Search code examples
algorithmproofhuffman-code

proving that huffman's algorithm can produce a codeword of length 1 when frequency greater than 0.40


If I have a set of symbols and frequencies: A - 0.1 B - 0.40 C - 0.2 D - 0.23 E - 0.15 F - 0.17

The Huffman algorithm will produce codewords that are only greater than length 1.

But when I change a frequency to be greater than 0.40, it will produce a codeword of length 1 and greater. How can construct a proof that proves that this is the case for any set of symbols, not just this one?


Solution

  • (Note that your frequencies don't add to 1; I'll assume it's a typo)

    Here is a sketch of a proof that to make all codewords greater than 1 bit, no frequency can be greater than 2/5. Without loss of generality, the huffman tree must look like this:

        a+b+c+d (the sum must be equal to 1)
         /   \
      a+b     c+d
      / \     / \
     a   b   c   d
    

    We must prove that all of a, b, c, and d are no greater than 2/5.
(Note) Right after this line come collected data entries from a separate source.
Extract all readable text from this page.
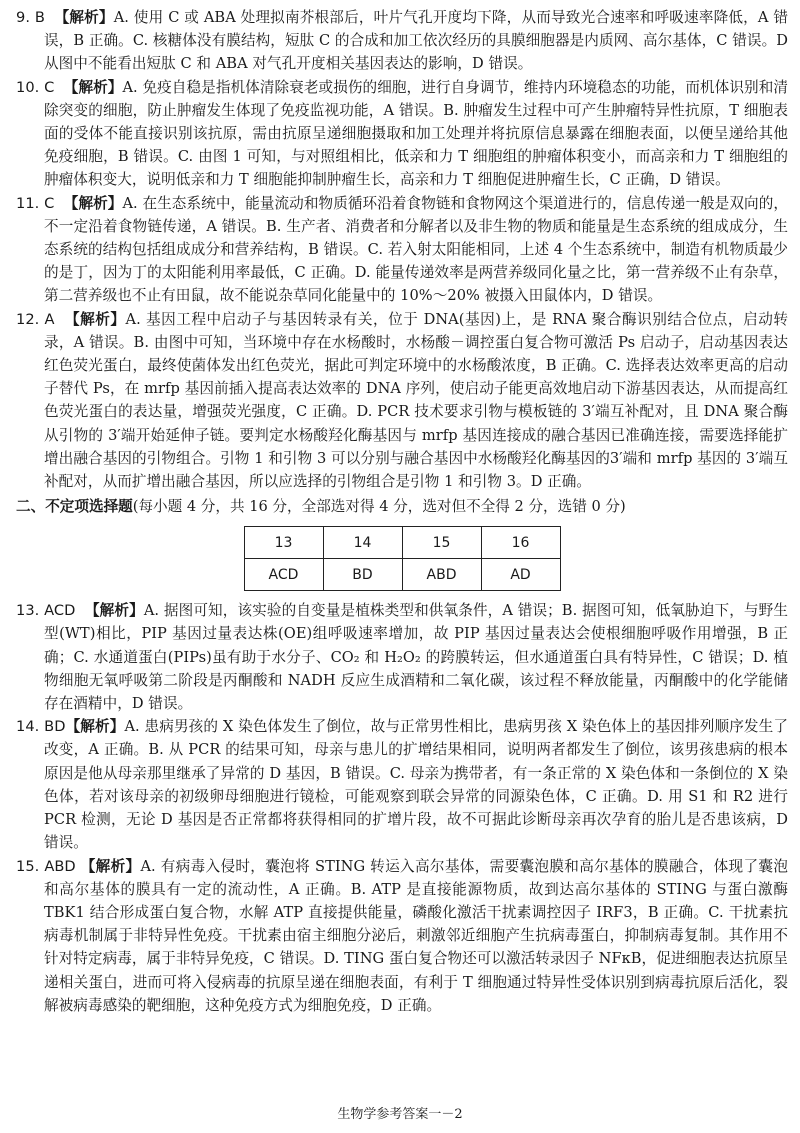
9. B 【解析】A. 使用 C 或 ABA 处理拟南芥根部后，叶片气孔开度均下降，从而导致光合速率和呼吸速率降低，A 错误，B 正确。C. 核糖体没有膜结构，短肽 C 的合成和加工依次经历的具膜细胞器是内质网、高尔基体，C 错误。D 从图中不能看出短肽 C 和 ABA 对气孔开度相关基因表达的影响，D 错误。

10. C 【解析】A. 免疫自稳是指机体清除衰老或损伤的细胞，进行自身调节，维持内环境稳态的功能，而机体识别和清除突变的细胞，防止肿瘤发生体现了免疫监视功能，A 错误。B. 肿瘤发生过程中可产生肿瘤特异性抗原，T 细胞表面的受体不能直接识别该抗原，需由抗原呈递细胞摄取和加工处理并将抗原信息暴露在细胞表面，以便呈递给其他免疫细胞，B 错误。C. 由图 1 可知，与对照组相比，低亲和力 T 细胞组的肿瘤体积变小，而高亲和力 T 细胞组的肿瘤体积变大，说明低亲和力 T 细胞能抑制肿瘤生长，高亲和力 T 细胞促进肿瘤生长，C 正确，D 错误。

11. C 【解析】A. 在生态系统中，能量流动和物质循环沿着食物链和食物网这个渠道进行的，信息传递一般是双向的，不一定沿着食物链传递，A 错误。B. 生产者、消费者和分解者以及非生物的物质和能量是生态系统的组成成分，生态系统的结构包括组成成分和营养结构，B 错误。C. 若入射太阳能相同，上述 4 个生态系统中，制造有机物质最少的是丁，因为丁的太阳能利用率最低，C 正确。D. 能量传递效率是两营养级同化量之比，第一营养级不止有杂草，第二营养级也不止有田鼠，故不能说杂草同化能量中的 10%～20% 被摄入田鼠体内，D 错误。

12. A 【解析】A. 基因工程中启动子与基因转录有关，位于 DNA(基因)上，是 RNA 聚合酶识别结合位点，启动转录，A 错误。B. 由图中可知，当环境中存在水杨酸时，水杨酸－调控蛋白复合物可激活 Ps 启动子，启动基因表达红色荧光蛋白，最终使菌体发出红色荧光，据此可判定环境中的水杨酸浓度，B 正确。C. 选择表达效率更高的启动子替代 Ps，在 mrfp 基因前插入提高表达效率的 DNA 序列，使启动子能更高效地启动下游基因表达，从而提高红色荧光蛋白的表达量，增强荧光强度，C 正确。D. PCR 技术要求引物与模板链的 3′端互补配对，且 DNA 聚合酶从引物的 3′端开始延伸子链。要判定水杨酸羟化酶基因与 mrfp 基因连接成的融合基因已准确连接，需要选择能扩增出融合基因的引物组合。引物 1 和引物 3 可以分别与融合基因中水杨酸羟化酶基因的3′端和 mrfp 基因的 3′端互补配对，从而扩增出融合基因，所以应选择的引物组合是引物 1 和引物 3。D 正确。

二、不定项选择题(每小题 4 分，共 16 分，全部选对得 4 分，选对但不全得 2 分，选错 0 分)
13	14	15	16
ACD	BD	ABD	AD

13. ACD 【解析】A. 据图可知，该实验的自变量是植株类型和供氧条件，A 错误；B. 据图可知，低氧胁迫下，与野生型(WT)相比，PIP 基因过量表达株(OE)组呼吸速率增加，故 PIP 基因过量表达会使根细胞呼吸作用增强，B 正确；C. 水通道蛋白(PIPs)虽有助于水分子、CO₂ 和 H₂O₂ 的跨膜转运，但水通道蛋白具有特异性，C 错误；D. 植物细胞无氧呼吸第二阶段是丙酮酸和 NADH 反应生成酒精和二氧化碳，该过程不释放能量，丙酮酸中的化学能储存在酒精中，D 错误。

14. BD【解析】A. 患病男孩的 X 染色体发生了倒位，故与正常男性相比，患病男孩 X 染色体上的基因排列顺序发生了改变，A 正确。B. 从 PCR 的结果可知，母亲与患儿的扩增结果相同，说明两者都发生了倒位，该男孩患病的根本原因是他从母亲那里继承了异常的 D 基因，B 错误。C. 母亲为携带者，有一条正常的 X 染色体和一条倒位的 X 染色体，若对该母亲的初级卵母细胞进行镜检，可能观察到联会异常的同源染色体，C 正确。D. 用 S1 和 R2 进行 PCR 检测，无论 D 基因是否正常都将获得相同的扩增片段，故不可据此诊断母亲再次孕育的胎儿是否患该病，D 错误。

15. ABD 【解析】A. 有病毒入侵时，囊泡将 STING 转运入高尔基体，需要囊泡膜和高尔基体的膜融合，体现了囊泡和高尔基体的膜具有一定的流动性，A 正确。B. ATP 是直接能源物质，故到达高尔基体的 STING 与蛋白激酶 TBK1 结合形成蛋白复合物，水解 ATP 直接提供能量，磷酸化激活干扰素调控因子 IRF3，B 正确。C. 干扰素抗病毒机制属于非特异性免疫。干扰素由宿主细胞分泌后，刺激邻近细胞产生抗病毒蛋白，抑制病毒复制。其作用不针对特定病毒，属于非特异免疫，C 错误。D. TING 蛋白复合物还可以激活转录因子 NFκB，促进细胞表达抗原呈递相关蛋白，进而可将入侵病毒的抗原呈递在细胞表面，有利于 T 细胞通过特异性受体识别到病毒抗原后活化，裂解被病毒感染的靶细胞，这种免疫方式为细胞免疫，D 正确。

生物学参考答案一－2
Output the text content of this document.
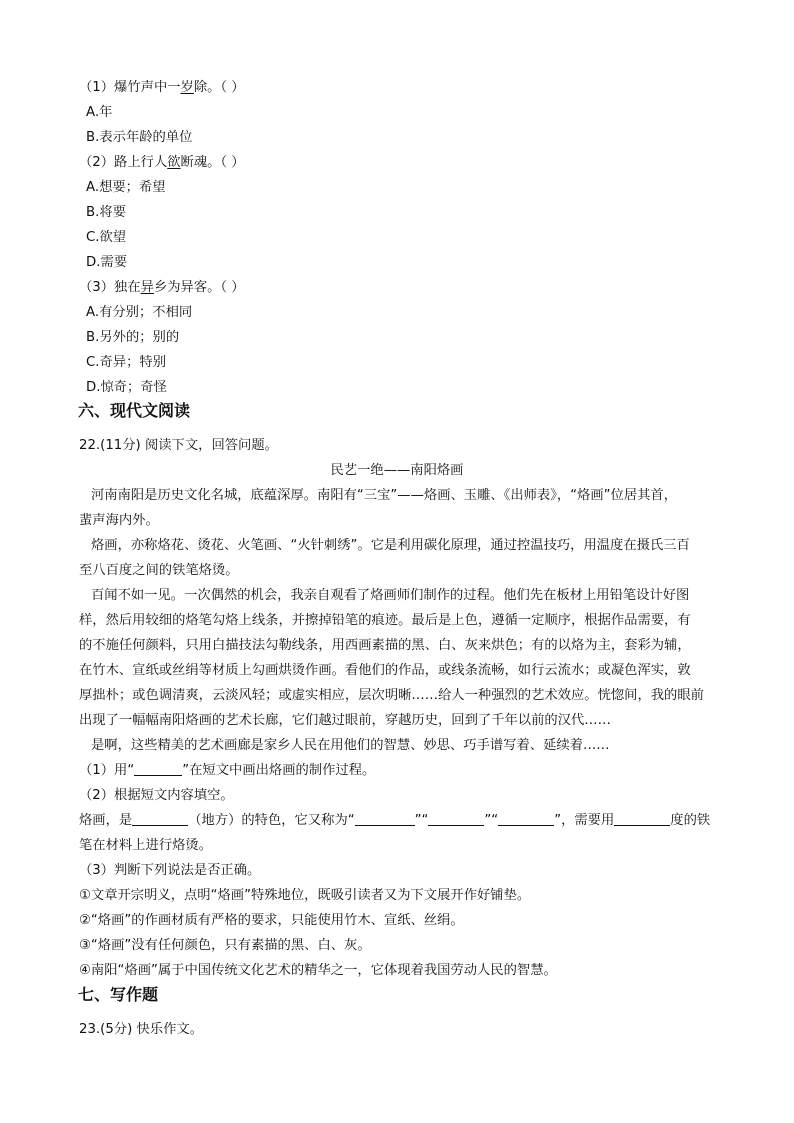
（1）爆竹声中一岁除。（ ）
A.年
B.表示年龄的单位
（2）路上行人欲断魂。（ ）
A.想要；希望
B.将要
C.欲望
D.需要
（3）独在异乡为异客。（ ）
A.有分别；不相同
B.另外的；别的
C.奇异；特别
D.惊奇；奇怪
六、现代文阅读
22.(11分) 阅读下文，回答问题。
民艺一绝——南阳烙画
河南南阳是历史文化名城，底蕴深厚。南阳有“三宝”——烙画、玉雕、《出师表》，“烙画”位居其首，
蜚声海内外。
烙画，亦称烙花、烫花、火笔画、“火针刺绣”。它是利用碳化原理，通过控温技巧，用温度在摄氏三百
至八百度之间的铁笔烙烫。
百闻不如一见。一次偶然的机会，我亲自观看了烙画师们制作的过程。他们先在板材上用铅笔设计好图
样，然后用较细的烙笔勾烙上线条，并擦掉铅笔的痕迹。最后是上色，遵循一定顺序，根据作品需要，有
的不施任何颜料，只用白描技法勾勒线条，用西画素描的黑、白、灰来烘色；有的以烙为主，套彩为辅，
在竹木、宣纸或丝绢等材质上勾画烘烫作画。看他们的作品，或线条流畅，如行云流水；或凝色浑实，敦
厚拙朴；或色调清爽，云淡风轻；或虚实相应，层次明晰……给人一种强烈的艺术效应。恍惚间，我的眼前
出现了一幅幅南阳烙画的艺术长廊，它们越过眼前，穿越历史，回到了千年以前的汉代……
是啊，这些精美的艺术画廊是家乡人民在用他们的智慧、妙思、巧手谱写着、延续着……
（1）用“	”在短文中画出烙画的制作过程。
（2）根据短文内容填空。
烙画，是	（地方）的特色，它又称为“	”“	”“	”，需要用	度的铁
笔在材料上进行烙烫。
（3）判断下列说法是否正确。
①文章开宗明义，点明“烙画”特殊地位，既吸引读者又为下文展开作好铺垫。
②“烙画”的作画材质有严格的要求，只能使用竹木、宣纸、丝绢。
③“烙画”没有任何颜色，只有素描的黑、白、灰。
④南阳“烙画”属于中国传统文化艺术的精华之一，它体现着我国劳动人民的智慧。
七、写作题
23.(5分) 快乐作文。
    WLOG (again) a = b <= c <= d.

        2a+c+d
         /   \
       2a     c+d
      / \     / \
     a   a   c   d
    

    Let's find the maximal value of d that is consistent with this Huffman tree. According to how the algorithm works, the following inequalities hold:

    • a <= c
    • a <= d
    • 2a >= c
    • 2a >= d

    Let's also replace c by 1-d-2a:

    • a <= (1-d)/3
    • a <= d
    • a >= (1-d)/4
    • a >= d/2

    It's not immediately obvious how this constrains a and d, but you can easily plot the constraints in the a/d coordinate space. Then, you know which two of the above four inequalities are most important:

    d/2 <= a <= (1-d)/3

    From here:

    d/2 <= (1-d)/3

    So d <= 2/5.